社長ブログ

2021/04/09

「なまはげ」は地域防災のど真ん中 | 桜井 元

 10年前の震災当時、仙台のテレビ朝日系列局・東日本放送(KHB)で夕方のニュースを読んでいたアナウンサー奥村奈津美さんが、「子どもの命と未来を守る!――『防災』新常識」(辰巳出版)を出版した。表紙に「パパ、ママができる!水害・地震への備え」「妊娠・出産したら読む防災の本!」とうたわれているように、どうしたら子どもたちの命を守れるか、避難中の母子の栄養状態にどう配慮すればよいかなど、専門家へのインタビューや分かりやすいイラストを通して、具体的に描かれている。

 

 奥村さんは2011年3月11日午後2時46分、仙台市内の自宅マンション(7階)でひとり台所に立っていた。午前中、沿岸部の畑で取材し、そこで収穫した野菜を自宅で調理してから、KHBのスタジオで撮影する予定だった。揺れ始めて火を止めた直後、大きな揺れとなって約30㌔のオーブンレンジが飛んだ。外へ逃げようとドアを開けたら、マンションから振り落とされそうに感じてドアノブを握りしめた。「人生で初めて死の恐怖を感じました」と振り返っている。

 KHBに着いた奥村さんは、72時間の緊急放送のアナウンスを担当。「仙台市〇〇で、約200体のご遺体が見つかったという情報があります」「いま分かっている行方不明の方のお名前を五十音順にすべて読み上げます」――マイクに向かい続けた。

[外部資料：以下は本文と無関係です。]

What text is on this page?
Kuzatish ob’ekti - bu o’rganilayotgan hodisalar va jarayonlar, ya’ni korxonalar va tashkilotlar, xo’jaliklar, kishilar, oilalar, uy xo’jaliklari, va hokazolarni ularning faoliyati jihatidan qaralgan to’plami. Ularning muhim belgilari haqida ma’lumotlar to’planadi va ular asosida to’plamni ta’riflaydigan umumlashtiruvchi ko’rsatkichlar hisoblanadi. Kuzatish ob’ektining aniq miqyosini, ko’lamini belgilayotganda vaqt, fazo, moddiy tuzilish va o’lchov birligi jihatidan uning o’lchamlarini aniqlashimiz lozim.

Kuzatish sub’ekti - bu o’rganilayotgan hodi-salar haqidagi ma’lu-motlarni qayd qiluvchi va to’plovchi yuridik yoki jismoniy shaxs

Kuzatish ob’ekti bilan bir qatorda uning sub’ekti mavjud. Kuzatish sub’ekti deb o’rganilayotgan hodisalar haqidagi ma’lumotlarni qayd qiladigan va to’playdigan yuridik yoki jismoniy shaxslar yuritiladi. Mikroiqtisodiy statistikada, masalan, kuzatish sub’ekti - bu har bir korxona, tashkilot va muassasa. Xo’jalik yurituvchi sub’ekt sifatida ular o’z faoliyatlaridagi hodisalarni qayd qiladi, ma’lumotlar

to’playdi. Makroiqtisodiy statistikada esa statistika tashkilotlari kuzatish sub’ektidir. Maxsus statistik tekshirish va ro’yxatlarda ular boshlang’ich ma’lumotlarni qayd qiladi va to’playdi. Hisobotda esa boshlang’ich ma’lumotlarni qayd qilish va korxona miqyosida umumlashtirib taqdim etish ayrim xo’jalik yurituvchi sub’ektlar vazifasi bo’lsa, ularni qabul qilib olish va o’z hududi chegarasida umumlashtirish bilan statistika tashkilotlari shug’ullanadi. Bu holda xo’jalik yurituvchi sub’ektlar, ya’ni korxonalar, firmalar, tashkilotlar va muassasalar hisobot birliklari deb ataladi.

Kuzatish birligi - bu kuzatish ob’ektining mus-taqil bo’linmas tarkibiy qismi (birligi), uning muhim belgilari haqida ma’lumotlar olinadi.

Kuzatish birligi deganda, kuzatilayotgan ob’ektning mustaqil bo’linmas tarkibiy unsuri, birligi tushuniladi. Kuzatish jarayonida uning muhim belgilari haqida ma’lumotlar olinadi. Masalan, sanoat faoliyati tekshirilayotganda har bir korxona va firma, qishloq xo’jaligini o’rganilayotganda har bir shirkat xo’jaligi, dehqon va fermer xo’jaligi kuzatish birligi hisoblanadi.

 「この世のこととは思えない被害状況を、全国の人に向けて、助けを求める気持ちで伝え続けましたが、正直、今も無力さと悔しい気持ちが残っています」と書いている。

 

 これが「原点」となり、ほどなくNHK広島放送局へ移ったあとも、視聴者に呼びかけてラジオを集め、被災地へ届けるなど、支援活動を続けた。東京へ戻ってフリーとなってからも、TBSの「はなまるリポーター」やNHKラジオのアナウンサーを続けながら、被災地の人たちの思いを大切にしてきた。防災士、福祉防災認定コーチの資格をとり、熊本地震直後の現場も訪ねている。

 

 子どもを寝かしつけてから、原稿を書き続けた「『防災』新常識」では、妊娠中の避難のため備えておくべき品物を紹介。赤ちゃんを連れた避難では「パパ・ママは警戒レベル3で避難です」「ストレスで母乳が出なくなる、は誤解」「非常持ち出し袋には紙コップ、割りばし、粉ミルクを3日分入れておこう」、子どもが歩けるようになったら「子どもと防災散歩しよう」などと母親の視点から具体的に呼びかけている。

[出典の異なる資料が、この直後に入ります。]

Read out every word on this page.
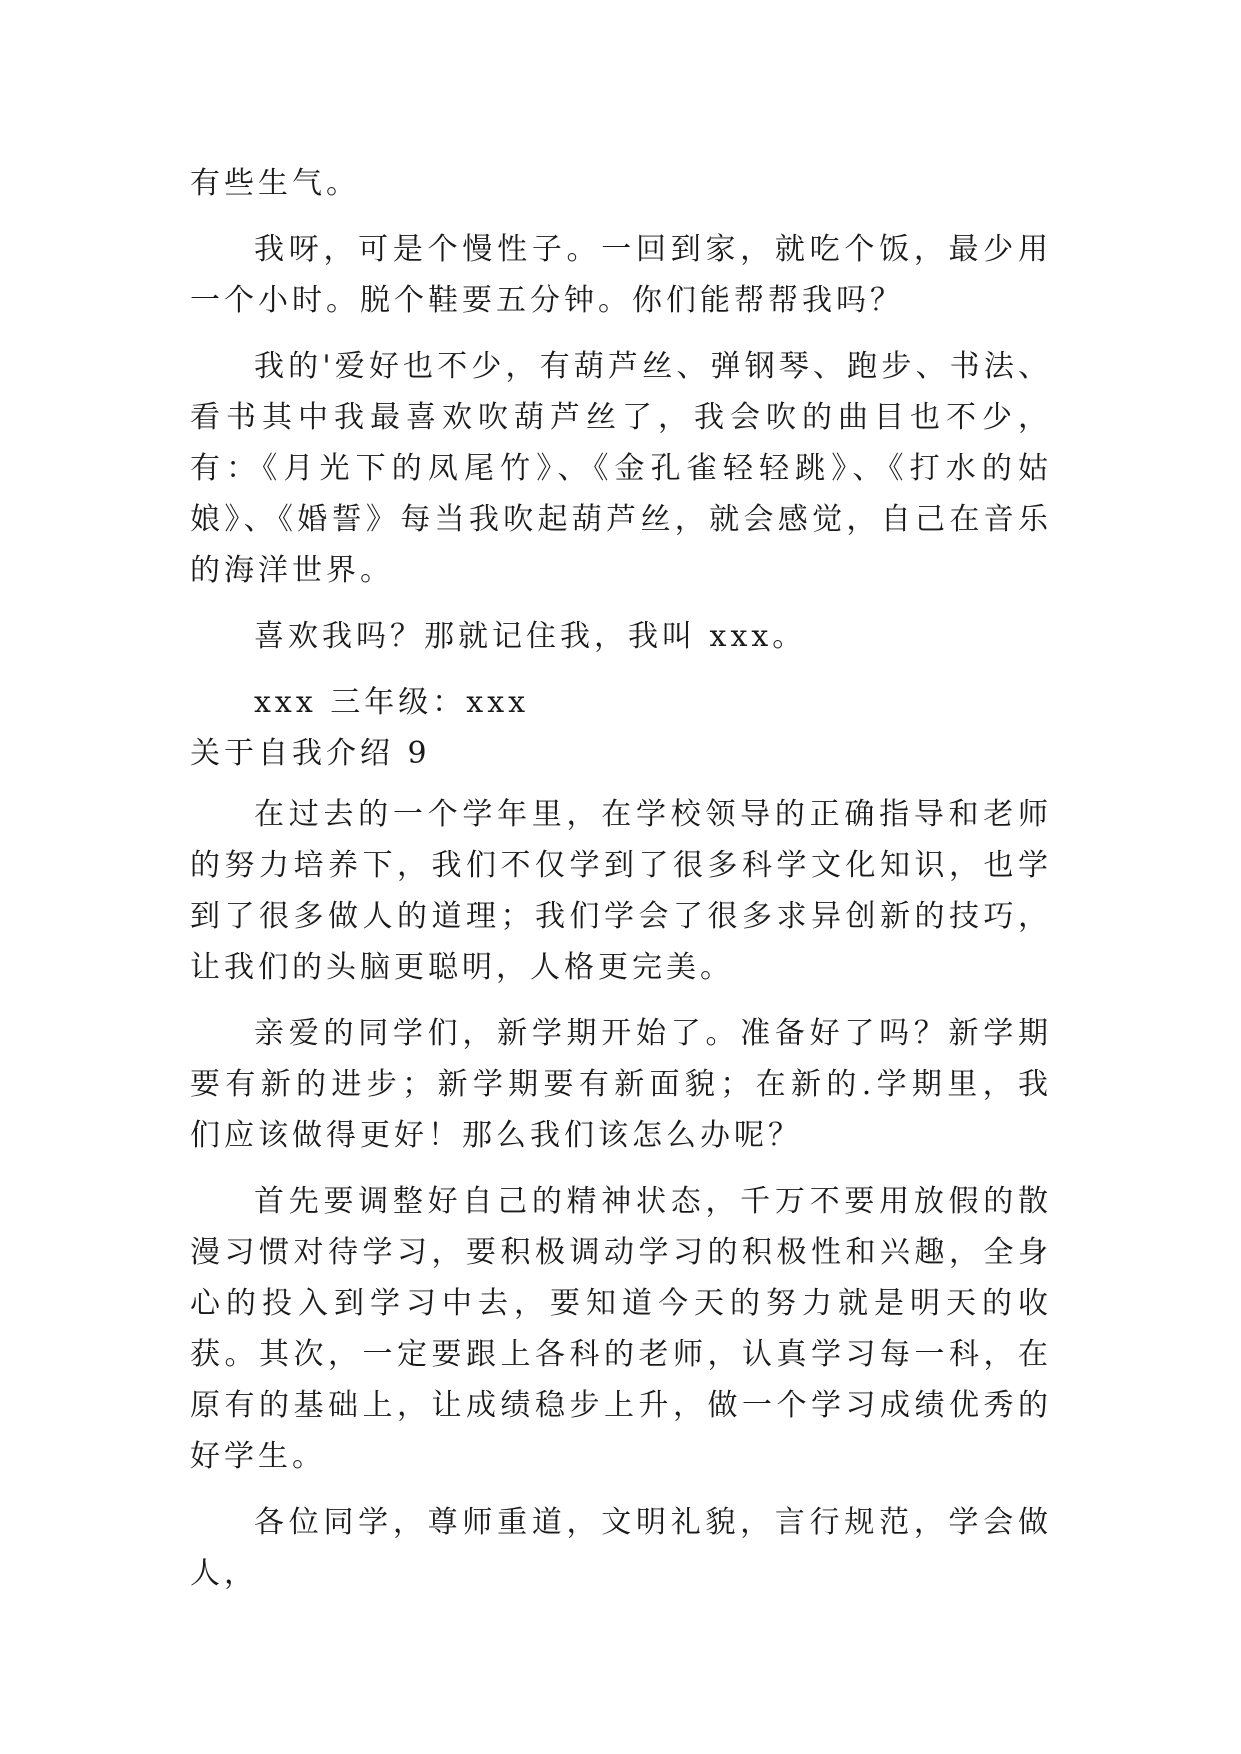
有些生气。

我呀，可是个慢性子。一回到家，就吃个饭，最少用一个小时。脱个鞋要五分钟。你们能帮帮我吗？

我的'爱好也不少，有葫芦丝、弹钢琴、跑步、书法、看书其中我最喜欢吹葫芦丝了，我会吹的曲目也不少，有：《月光下的凤尾竹》、《金孔雀轻轻跳》、《打水的姑娘》、《婚誓》每当我吹起葫芦丝，就会感觉，自己在音乐的海洋世界。

喜欢我吗？那就记住我，我叫 xxx。

xxx 三年级：xxx

关于自我介绍 9

在过去的一个学年里，在学校领导的正确指导和老师的努力培养下，我们不仅学到了很多科学文化知识，也学到了很多做人的道理；我们学会了很多求异创新的技巧，让我们的头脑更聪明，人格更完美。

亲爱的同学们，新学期开始了。准备好了吗？新学期要有新的进步；新学期要有新面貌；在新的.学期里，我们应该做得更好！那么我们该怎么办呢？

首先要调整好自己的精神状态，千万不要用放假的散漫习惯对待学习，要积极调动学习的积极性和兴趣，全身心的投入到学习中去，要知道今天的努力就是明天的收获。其次，一定要跟上各科的老师，认真学习每一科，在原有的基础上，让成绩稳步上升，做一个学习成绩优秀的好学生。

各位同学，尊师重道，文明礼貌，言行规范，学会做人，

 コロナ禍で、ソーシャルディスタンスを取らなくてはならず、分散避難が呼びかけられている現状では、避難先は自治体指定の避難所に限らず、「自宅、親戚・友人宅、ホテルなども含まれる。何より子どもにとって安全な場所に避難することが大事」と指摘している。

 

 「障がい児を災害から守るためにできること」では、男鹿市生まれの跡見学園女子大学教授で福祉防災コミュニティ協会代表理事の鍵屋一さんにインタビュー。鍵屋さんは次のように「なまはげ」の役割を強調している。

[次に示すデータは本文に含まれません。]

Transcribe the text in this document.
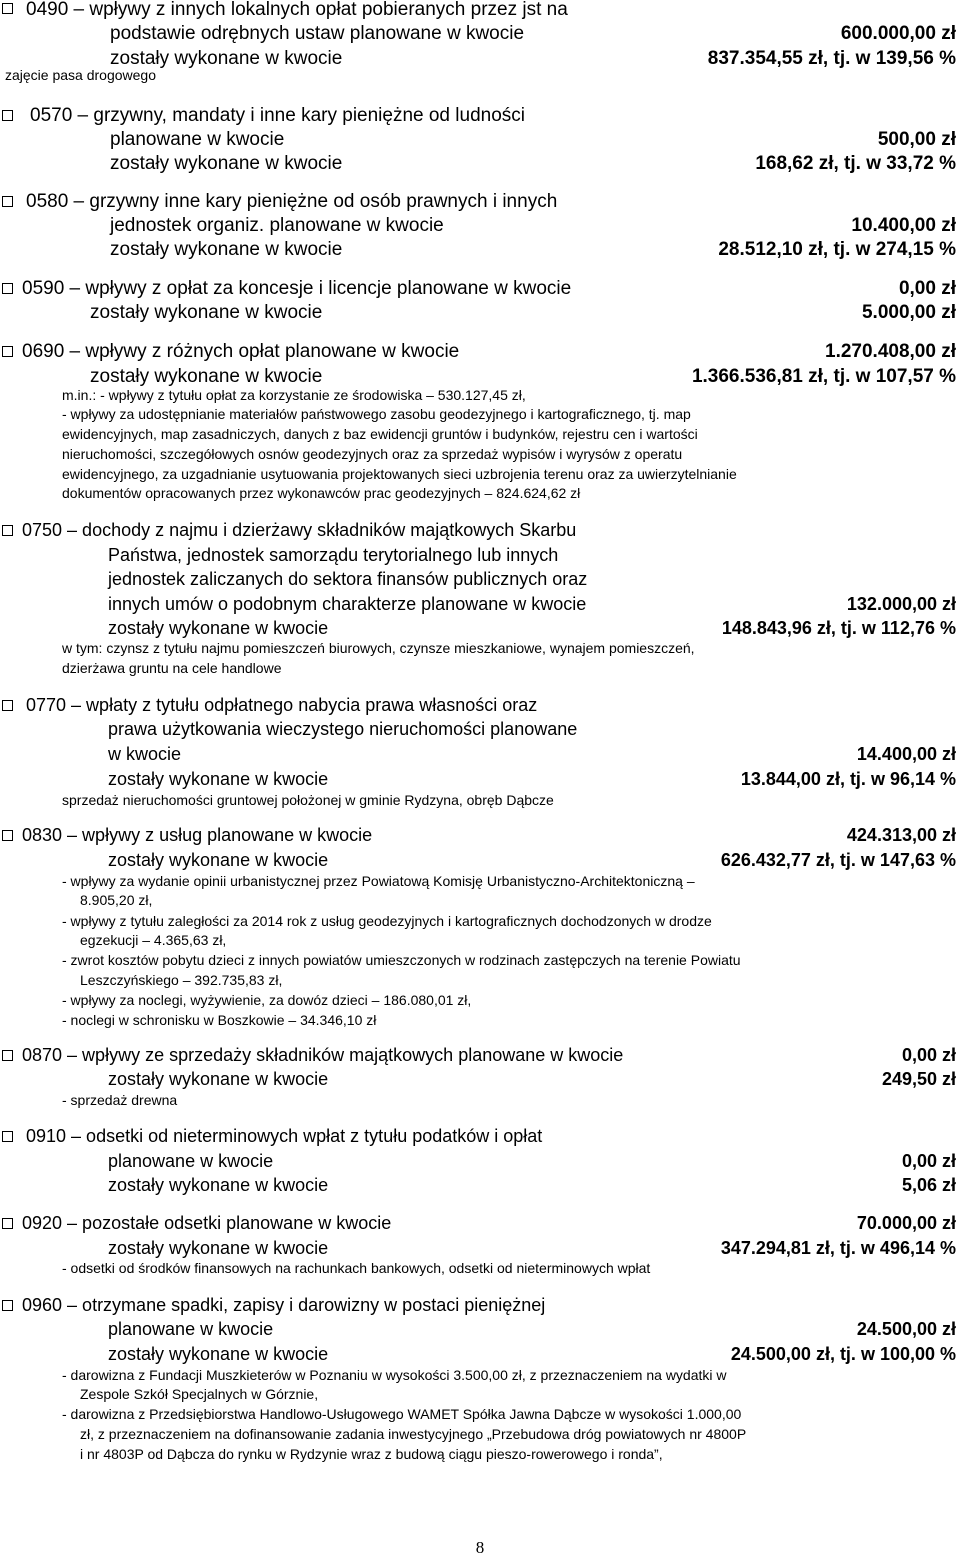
0490 – wpływy z innych lokalnych opłat pobieranych przez jst na
podstawie odrębnych ustaw planowane w kwocie	600.000,00 zł
zostały wykonane w kwocie	837.354,55 zł, tj. w 139,56 %
zajęcie pasa drogowego
0570 – grzywny, mandaty i inne kary pieniężne od ludności
planowane w kwocie	500,00 zł
zostały wykonane w kwocie	168,62 zł, tj. w 33,72 %
0580 – grzywny inne kary pieniężne od osób prawnych i innych
jednostek organiz. planowane w kwocie	10.400,00 zł
zostały wykonane w kwocie	28.512,10 zł, tj. w 274,15 %
0590 – wpływy z opłat za koncesje i licencje planowane w kwocie	0,00 zł
zostały wykonane w kwocie	5.000,00 zł
0690 – wpływy z różnych opłat planowane w kwocie	1.270.408,00 zł
zostały wykonane w kwocie	1.366.536,81 zł, tj. w 107,57 %
m.in.: - wpływy z tytułu opłat za korzystanie ze środowiska – 530.127,45 zł,
- wpływy za udostępnianie materiałów państwowego zasobu geodezyjnego i kartograficznego, tj. map
ewidencyjnych, map zasadniczych, danych z baz ewidencji gruntów i budynków, rejestru cen i wartości
nieruchomości, szczegółowych osnów geodezyjnych oraz za sprzedaż wypisów i wyrysów z operatu
ewidencyjnego, za uzgadnianie usytuowania projektowanych sieci uzbrojenia terenu oraz za uwierzytelnianie
dokumentów opracowanych przez wykonawców prac geodezyjnych – 824.624,62 zł
0750 – dochody z najmu i dzierżawy składników majątkowych Skarbu
Państwa, jednostek samorządu terytorialnego lub innych
jednostek zaliczanych do sektora finansów publicznych oraz
innych umów o podobnym charakterze planowane w kwocie	132.000,00 zł
zostały wykonane w kwocie	148.843,96 zł, tj. w 112,76 %
w tym: czynsz z tytułu najmu pomieszczeń biurowych, czynsze mieszkaniowe, wynajem pomieszczeń,
dzierżawa gruntu na cele handlowe
0770 – wpłaty z tytułu odpłatnego nabycia prawa własności oraz
prawa użytkowania wieczystego nieruchomości planowane
w kwocie	14.400,00 zł
zostały wykonane w kwocie	13.844,00 zł, tj. w 96,14 %
sprzedaż nieruchomości gruntowej położonej w gminie Rydzyna, obręb Dąbcze
0830 – wpływy z usług planowane w kwocie	424.313,00 zł
zostały wykonane w kwocie	626.432,77 zł, tj. w 147,63 %
- wpływy za wydanie opinii urbanistycznej przez Powiatową Komisję Urbanistyczno-Architektoniczną –
8.905,20 zł,
- wpływy z tytułu zaległości za 2014 rok z usług geodezyjnych i kartograficznych dochodzonych w drodze
egzekucji – 4.365,63 zł,
- zwrot kosztów pobytu dzieci z innych powiatów umieszczonych w rodzinach zastępczych na terenie Powiatu
Leszczyńskiego – 392.735,83 zł,
- wpływy za noclegi, wyżywienie, za dowóz dzieci – 186.080,01 zł,
- noclegi w schronisku w Boszkowie – 34.346,10 zł
0870 – wpływy ze sprzedaży składników majątkowych planowane w kwocie	0,00 zł
zostały wykonane w kwocie	249,50 zł
- sprzedaż drewna
0910 – odsetki od nieterminowych wpłat z tytułu podatków i opłat
planowane w kwocie	0,00 zł
zostały wykonane w kwocie	5,06 zł
0920 – pozostałe odsetki planowane w kwocie	70.000,00 zł
zostały wykonane w kwocie	347.294,81 zł, tj. w 496,14 %
- odsetki od środków finansowych na rachunkach bankowych, odsetki od nieterminowych wpłat
0960 – otrzymane spadki, zapisy i darowizny w postaci pieniężnej
planowane w kwocie	24.500,00 zł
zostały wykonane w kwocie	24.500,00 zł, tj. w 100,00 %
- darowizna z Fundacji Muszkieterów w Poznaniu w wysokości 3.500,00 zł, z przeznaczeniem na wydatki w
Zespole Szkół Specjalnych w Górznie,
- darowizna z Przedsiębiorstwa Handlowo-Usługowego WAMET Spółka Jawna Dąbcze w wysokości 1.000,00
zł, z przeznaczeniem na dofinansowanie zadania inwestycyjnego „Przebudowa dróg powiatowych nr 4800P
i nr 4803P od Dąbcza do rynku w Rydzynie wraz z budową ciągu pieszo-rowerowego i ronda”,
8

 なまはげは大みそかの夜に、子どものいる家にやってきて、「泣く子はいねぇか」「親の言うことを聞かねぇ悪い子はいねぇか」と2匹で20軒ぐらい回って歩くんです。家の中に入ると「じいさん、だいぶ年取ってきたな」とか、「この子は障がいがあるから大変だな」とか、一人で逃げられない人がいることが分かってくるわけです。なまはげは、地域の模範的な若い衆がやっていて、男鹿の場合だと、消防団にも入っています。災害の時は、その消防団が助けに来るということです。そして、逃げる先が神社になっていて、なまはげが参道をきれいに整備する。これが避難路になるわけです。なまはげという行事で、子どもを戒めに行って、盛り上げるんですけど、災害になったら、支援者となって、自分ひとりで逃げられない人を避難路を使って避難場所まで逃がす。地域防災のど真ん中をなまはげはやってるんですね。